Characters: Orihime, Ulquiorra
Summary: She remembers him at twilight, listens for him in the night wind.
Pairings: UlquiHime
Warnings/Spoilers: Spoilers for Hueco Mundo arc
Timeline: post-Deicide arc
Author's Note: Where I usually paint UlquiHime as parasitic and somewhat masochistic, here it's just—somewhat; you know me—light-hearted.
Disclaimer: I don't own Bleach.
It's gotten past the point where the sky is bleeding and the sun is in its death throes, spilling out red and gold fluids and painting the skies garishly bright. Now, soft celestial blue and amethyst violet are draped across the sky like veils, holes pricked through to allow for the stars' light.
Orihime stands in repose, back against the wall of her apartment building—the stone is starting to lose the heat it gained during the day when the sun was beating down upon it, but still feels a little like a radiator—counting stars. She doesn't know constellations, so she just traces lines herself, and sees a world that no one else can fathom.

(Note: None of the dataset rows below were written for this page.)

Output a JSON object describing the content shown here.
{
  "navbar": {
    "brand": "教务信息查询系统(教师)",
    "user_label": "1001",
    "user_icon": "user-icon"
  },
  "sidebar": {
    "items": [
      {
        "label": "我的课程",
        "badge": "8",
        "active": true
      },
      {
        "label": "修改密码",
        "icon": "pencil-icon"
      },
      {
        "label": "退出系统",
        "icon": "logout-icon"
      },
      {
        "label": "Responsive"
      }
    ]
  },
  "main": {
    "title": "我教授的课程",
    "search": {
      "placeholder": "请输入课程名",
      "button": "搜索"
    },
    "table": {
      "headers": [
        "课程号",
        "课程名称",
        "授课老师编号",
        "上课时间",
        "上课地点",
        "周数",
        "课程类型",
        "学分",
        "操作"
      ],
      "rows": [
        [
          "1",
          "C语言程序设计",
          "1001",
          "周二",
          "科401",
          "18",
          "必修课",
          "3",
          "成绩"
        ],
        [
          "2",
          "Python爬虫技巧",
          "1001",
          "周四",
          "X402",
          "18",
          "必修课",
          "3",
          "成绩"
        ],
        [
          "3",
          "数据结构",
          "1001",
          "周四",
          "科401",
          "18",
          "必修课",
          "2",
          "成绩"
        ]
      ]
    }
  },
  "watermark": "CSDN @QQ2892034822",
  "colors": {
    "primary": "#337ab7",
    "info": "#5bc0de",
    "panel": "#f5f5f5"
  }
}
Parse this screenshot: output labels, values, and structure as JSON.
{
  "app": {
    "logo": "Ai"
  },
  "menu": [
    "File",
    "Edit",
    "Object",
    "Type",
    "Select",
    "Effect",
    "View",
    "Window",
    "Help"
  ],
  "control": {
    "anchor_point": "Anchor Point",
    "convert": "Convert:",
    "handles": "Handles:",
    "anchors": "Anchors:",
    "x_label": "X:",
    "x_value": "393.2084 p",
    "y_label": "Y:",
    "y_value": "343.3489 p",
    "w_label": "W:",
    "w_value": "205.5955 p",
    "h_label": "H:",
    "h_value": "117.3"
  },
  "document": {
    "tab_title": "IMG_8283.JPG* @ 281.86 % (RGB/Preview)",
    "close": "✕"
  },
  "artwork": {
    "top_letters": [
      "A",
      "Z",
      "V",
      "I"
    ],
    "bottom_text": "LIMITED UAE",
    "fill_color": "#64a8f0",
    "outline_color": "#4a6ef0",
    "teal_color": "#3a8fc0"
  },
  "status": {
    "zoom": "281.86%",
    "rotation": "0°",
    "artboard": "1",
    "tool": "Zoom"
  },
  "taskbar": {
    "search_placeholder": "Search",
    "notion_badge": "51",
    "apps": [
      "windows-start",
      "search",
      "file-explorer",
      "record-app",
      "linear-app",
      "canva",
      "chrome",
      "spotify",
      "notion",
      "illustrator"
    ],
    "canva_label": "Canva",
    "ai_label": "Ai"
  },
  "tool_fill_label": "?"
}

The random passer-by would think she was waiting for someone.
And in a way, she is.
Her hands trace through her hair to smooth silken strands glistening in the gentle light—green hairpins sparkle, galaxies and constellations caught in the faceted petals and swimming in an emerald sea.
She'll always remember Ulquiorra at dusk, in the gloaming when the world seems to be neither day nor night—it seems less like night now than it did in the red fire of sunset, seems less like day than it does at midnight. He was a creature of the dusk, a child of the long shadows, and this was his time, when it was neither day nor night.
And when the dark night comes, Orihime will still stand, and wait for the wind.
She listens for the voice of the one she couldn't save, who still lives where she can remember him, and still asks his questions, the child of the long shadows.
It is the least she can do. It is an obligation. It is a pleasure.
It is a way of life for her now, becoming a child of the stars.